A heterologous rabbit anti-rat neutrophil serum (ANS) based on peptone-stimulated peritoneal exudate neutrophils (PMNLs) from Sprague Dawley rats was prepared. Leucoagglutination and indirect immunofluorescence assays revealed high titres of antibodies to rat PMNLs (1/2560), lower titre of antibodies to rat lymphocytes (1/160) and a very low titre against rat platelets (1/20). ANS given intravenously (i.v.) to rats in doses of up to 42 mg of protein/kg b.w. caused transient neutropenia, lasting about 10 min after administration, and thrombocytopenia, lasting about 5 min. Two minutes after an i.v. injection of 21 mg of ANS/kg b.w. there was profound uptake of 51Cr-labelled PMNLs in the lung, increased release of 51Cr to plasma, an increased amount of 51Cr in the spleen and consumption of greater than 98% of total complement (CH50).

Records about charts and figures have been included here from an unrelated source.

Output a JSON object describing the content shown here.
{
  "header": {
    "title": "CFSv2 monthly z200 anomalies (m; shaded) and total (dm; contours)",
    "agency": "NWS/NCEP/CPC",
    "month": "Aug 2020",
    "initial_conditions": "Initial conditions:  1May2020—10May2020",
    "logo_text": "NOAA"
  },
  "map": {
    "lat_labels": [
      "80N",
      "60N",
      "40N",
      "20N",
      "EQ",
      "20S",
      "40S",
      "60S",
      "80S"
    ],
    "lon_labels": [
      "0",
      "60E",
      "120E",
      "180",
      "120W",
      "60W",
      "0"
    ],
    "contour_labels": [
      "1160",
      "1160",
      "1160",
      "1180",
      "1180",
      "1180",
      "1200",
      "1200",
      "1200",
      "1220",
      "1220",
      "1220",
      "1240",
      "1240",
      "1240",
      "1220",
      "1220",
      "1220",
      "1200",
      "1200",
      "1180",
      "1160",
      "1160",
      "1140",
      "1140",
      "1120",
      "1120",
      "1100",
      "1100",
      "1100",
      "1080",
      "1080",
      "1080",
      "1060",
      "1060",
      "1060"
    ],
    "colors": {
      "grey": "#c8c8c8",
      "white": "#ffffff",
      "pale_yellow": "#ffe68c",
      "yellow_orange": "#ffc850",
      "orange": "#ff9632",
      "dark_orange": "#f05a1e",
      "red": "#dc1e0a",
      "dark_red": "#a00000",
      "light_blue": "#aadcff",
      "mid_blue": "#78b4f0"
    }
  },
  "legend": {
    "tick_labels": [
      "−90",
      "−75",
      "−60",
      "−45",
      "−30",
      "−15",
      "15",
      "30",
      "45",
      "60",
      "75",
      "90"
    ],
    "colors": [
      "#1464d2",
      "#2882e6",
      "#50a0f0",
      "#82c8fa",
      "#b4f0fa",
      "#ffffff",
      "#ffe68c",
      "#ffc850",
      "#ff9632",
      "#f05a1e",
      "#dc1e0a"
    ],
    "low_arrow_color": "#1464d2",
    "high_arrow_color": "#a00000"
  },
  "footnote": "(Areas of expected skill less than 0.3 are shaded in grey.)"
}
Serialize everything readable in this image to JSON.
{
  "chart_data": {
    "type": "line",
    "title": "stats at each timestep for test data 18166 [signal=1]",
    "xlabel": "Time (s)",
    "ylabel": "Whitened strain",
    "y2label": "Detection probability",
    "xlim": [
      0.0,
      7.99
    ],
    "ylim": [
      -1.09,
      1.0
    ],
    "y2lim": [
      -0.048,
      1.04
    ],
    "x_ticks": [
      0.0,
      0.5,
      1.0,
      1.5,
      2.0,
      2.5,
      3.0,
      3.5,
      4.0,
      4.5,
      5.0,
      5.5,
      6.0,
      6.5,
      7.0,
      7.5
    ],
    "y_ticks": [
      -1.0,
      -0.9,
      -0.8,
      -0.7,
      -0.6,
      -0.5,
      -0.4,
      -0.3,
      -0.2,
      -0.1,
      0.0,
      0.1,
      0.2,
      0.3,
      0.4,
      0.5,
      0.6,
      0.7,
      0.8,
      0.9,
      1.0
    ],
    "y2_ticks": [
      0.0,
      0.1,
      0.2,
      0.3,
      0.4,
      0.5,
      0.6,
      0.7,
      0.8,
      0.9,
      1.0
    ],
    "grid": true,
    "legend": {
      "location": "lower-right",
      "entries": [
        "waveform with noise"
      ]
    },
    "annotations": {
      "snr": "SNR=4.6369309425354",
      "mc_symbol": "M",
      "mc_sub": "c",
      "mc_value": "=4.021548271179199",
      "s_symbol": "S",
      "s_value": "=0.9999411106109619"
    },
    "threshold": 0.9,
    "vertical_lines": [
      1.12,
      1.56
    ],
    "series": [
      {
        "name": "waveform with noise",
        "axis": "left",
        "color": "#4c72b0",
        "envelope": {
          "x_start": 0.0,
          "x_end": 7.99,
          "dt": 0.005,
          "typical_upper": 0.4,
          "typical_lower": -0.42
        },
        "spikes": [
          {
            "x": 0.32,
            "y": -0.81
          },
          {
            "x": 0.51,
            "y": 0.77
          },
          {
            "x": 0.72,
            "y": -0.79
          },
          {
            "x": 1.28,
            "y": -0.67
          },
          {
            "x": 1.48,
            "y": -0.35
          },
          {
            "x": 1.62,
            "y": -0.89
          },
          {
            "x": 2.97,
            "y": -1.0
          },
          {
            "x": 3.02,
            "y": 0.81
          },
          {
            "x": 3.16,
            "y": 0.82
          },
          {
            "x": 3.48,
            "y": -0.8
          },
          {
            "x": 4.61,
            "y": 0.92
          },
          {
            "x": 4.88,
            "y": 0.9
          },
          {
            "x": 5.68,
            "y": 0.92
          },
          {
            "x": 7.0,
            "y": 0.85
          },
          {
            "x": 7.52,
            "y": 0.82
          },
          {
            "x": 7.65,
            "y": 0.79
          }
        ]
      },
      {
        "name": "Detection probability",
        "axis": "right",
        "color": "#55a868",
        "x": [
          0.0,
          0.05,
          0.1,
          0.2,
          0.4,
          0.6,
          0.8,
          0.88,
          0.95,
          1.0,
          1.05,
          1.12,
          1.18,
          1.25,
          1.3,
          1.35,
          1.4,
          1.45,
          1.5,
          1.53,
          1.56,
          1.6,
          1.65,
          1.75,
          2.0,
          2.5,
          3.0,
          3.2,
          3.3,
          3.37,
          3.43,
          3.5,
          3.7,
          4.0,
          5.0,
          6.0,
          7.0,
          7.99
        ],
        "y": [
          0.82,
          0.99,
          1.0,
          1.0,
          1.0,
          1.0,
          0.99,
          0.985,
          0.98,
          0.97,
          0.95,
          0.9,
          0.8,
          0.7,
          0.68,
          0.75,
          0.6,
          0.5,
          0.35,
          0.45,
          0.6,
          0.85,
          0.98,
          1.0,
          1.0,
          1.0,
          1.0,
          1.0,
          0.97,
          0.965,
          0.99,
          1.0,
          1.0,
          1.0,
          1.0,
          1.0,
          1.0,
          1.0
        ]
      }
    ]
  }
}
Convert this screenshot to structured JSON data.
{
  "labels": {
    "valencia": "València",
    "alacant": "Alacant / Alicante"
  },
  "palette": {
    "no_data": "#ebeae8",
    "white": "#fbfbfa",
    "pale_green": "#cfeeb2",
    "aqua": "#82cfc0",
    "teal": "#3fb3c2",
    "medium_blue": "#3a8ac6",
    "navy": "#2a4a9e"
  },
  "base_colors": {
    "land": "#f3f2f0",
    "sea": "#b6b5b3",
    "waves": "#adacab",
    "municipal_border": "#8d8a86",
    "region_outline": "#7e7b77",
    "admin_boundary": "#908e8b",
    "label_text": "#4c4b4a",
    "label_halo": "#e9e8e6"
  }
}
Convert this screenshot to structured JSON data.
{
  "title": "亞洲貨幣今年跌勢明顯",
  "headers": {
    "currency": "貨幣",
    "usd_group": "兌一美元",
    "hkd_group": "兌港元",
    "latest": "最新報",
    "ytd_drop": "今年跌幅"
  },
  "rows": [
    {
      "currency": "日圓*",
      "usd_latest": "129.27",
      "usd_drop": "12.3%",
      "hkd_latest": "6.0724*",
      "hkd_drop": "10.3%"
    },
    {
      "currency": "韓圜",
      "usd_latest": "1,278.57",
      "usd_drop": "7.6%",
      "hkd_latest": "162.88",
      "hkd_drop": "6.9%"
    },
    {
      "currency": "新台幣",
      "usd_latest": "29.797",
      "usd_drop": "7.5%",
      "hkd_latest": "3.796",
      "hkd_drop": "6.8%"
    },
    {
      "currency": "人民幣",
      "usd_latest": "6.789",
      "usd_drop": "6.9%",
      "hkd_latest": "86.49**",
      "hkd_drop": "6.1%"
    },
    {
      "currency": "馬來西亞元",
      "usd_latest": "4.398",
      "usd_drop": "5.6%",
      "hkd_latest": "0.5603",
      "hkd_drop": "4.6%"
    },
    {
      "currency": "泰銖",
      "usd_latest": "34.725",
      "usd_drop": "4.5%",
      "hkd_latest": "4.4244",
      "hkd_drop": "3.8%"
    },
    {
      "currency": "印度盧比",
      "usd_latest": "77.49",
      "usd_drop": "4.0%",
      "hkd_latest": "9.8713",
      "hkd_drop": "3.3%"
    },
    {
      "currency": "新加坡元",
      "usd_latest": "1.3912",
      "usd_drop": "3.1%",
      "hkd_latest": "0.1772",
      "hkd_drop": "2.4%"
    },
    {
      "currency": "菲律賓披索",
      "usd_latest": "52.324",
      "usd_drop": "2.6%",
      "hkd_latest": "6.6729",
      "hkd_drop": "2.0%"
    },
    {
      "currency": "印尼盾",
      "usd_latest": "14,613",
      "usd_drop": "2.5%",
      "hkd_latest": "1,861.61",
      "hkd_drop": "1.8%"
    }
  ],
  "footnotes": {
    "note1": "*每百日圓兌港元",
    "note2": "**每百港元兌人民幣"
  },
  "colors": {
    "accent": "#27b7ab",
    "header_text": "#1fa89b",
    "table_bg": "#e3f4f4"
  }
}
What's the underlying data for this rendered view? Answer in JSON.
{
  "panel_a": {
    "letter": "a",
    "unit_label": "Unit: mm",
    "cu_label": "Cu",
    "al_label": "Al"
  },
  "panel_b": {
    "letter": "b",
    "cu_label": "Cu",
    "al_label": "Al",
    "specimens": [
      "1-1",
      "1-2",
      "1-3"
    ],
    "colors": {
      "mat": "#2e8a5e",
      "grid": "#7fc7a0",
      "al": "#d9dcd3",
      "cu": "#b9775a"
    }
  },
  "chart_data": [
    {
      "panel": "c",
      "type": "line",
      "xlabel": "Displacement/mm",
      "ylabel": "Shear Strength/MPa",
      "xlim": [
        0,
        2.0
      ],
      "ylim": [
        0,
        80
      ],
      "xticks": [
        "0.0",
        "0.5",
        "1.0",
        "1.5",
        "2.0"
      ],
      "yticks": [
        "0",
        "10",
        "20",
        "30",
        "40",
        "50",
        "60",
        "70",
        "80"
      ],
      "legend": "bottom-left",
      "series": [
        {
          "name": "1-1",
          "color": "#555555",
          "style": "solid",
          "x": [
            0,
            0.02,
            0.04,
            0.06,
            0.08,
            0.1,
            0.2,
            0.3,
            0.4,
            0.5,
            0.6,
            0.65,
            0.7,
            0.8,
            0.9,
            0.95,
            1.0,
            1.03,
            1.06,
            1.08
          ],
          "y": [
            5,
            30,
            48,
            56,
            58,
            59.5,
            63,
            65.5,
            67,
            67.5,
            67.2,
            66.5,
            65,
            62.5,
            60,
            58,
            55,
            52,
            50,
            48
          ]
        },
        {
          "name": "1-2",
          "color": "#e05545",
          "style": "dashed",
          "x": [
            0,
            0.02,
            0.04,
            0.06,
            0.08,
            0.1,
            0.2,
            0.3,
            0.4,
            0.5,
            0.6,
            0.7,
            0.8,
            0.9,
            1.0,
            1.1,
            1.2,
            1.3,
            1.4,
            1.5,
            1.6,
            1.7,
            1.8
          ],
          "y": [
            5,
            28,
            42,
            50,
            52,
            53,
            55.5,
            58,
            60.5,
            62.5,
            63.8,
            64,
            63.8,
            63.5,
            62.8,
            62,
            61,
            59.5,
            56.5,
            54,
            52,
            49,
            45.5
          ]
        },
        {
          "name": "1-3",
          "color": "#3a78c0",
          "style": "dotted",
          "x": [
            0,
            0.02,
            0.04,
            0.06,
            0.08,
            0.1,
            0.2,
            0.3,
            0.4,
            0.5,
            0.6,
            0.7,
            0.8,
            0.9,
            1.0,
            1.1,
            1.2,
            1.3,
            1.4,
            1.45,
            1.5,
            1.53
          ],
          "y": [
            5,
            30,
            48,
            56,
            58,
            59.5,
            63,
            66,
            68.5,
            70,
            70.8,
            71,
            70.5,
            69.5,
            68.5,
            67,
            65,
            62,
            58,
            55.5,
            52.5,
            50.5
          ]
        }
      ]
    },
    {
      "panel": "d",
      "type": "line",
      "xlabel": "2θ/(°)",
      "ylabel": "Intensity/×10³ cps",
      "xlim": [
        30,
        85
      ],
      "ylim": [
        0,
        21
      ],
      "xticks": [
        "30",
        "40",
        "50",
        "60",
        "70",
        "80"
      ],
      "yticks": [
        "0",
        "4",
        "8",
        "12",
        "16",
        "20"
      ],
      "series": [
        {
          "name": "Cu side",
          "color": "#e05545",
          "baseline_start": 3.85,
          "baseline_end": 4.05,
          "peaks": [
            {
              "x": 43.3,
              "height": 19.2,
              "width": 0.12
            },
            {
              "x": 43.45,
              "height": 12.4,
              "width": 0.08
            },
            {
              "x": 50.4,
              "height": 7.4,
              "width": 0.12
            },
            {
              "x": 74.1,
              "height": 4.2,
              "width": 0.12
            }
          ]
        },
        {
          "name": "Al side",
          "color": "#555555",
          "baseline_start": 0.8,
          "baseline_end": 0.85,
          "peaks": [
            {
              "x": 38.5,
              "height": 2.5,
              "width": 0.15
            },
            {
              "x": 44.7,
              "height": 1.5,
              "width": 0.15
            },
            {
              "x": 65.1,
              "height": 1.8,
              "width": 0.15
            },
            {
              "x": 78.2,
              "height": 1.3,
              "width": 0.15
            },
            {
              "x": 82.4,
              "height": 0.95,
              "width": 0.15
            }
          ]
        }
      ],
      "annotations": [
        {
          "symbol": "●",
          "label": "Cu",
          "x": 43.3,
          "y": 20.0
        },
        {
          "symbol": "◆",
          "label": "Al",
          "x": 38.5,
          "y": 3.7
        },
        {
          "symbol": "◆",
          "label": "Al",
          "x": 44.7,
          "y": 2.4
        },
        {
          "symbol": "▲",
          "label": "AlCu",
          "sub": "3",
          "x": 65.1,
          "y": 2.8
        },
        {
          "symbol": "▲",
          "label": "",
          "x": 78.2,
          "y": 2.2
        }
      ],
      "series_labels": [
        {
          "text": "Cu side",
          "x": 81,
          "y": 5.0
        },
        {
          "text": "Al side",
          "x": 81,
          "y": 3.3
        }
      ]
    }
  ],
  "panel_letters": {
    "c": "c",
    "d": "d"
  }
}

Two hours later there was high activity of 51Cr in the plasma, spleen and liver, while lung radioactivity had decreased to below baseline and CH50 had recovered to 55% of baseline. An intraperitoneal (i.p.) injection of ANS was followed by prolonged neutropenia with a maximum after 12 h. Simultaneously peripheral mononuclear cells slightly decreased. There was no change in the number of peripheral platelets in the blood or in the plasma concentration of fibrinogen, alpha 2-antiplasmin, plasminogen or plasminogen activators. Intraperitoneal administration of ANS did not affect CH50. It was concluded that the raised ANS had good specificity against rat PMNLs and was able to induce prolonged neutropenia after i.p. injection without affecting the complement of fibrinolytic system.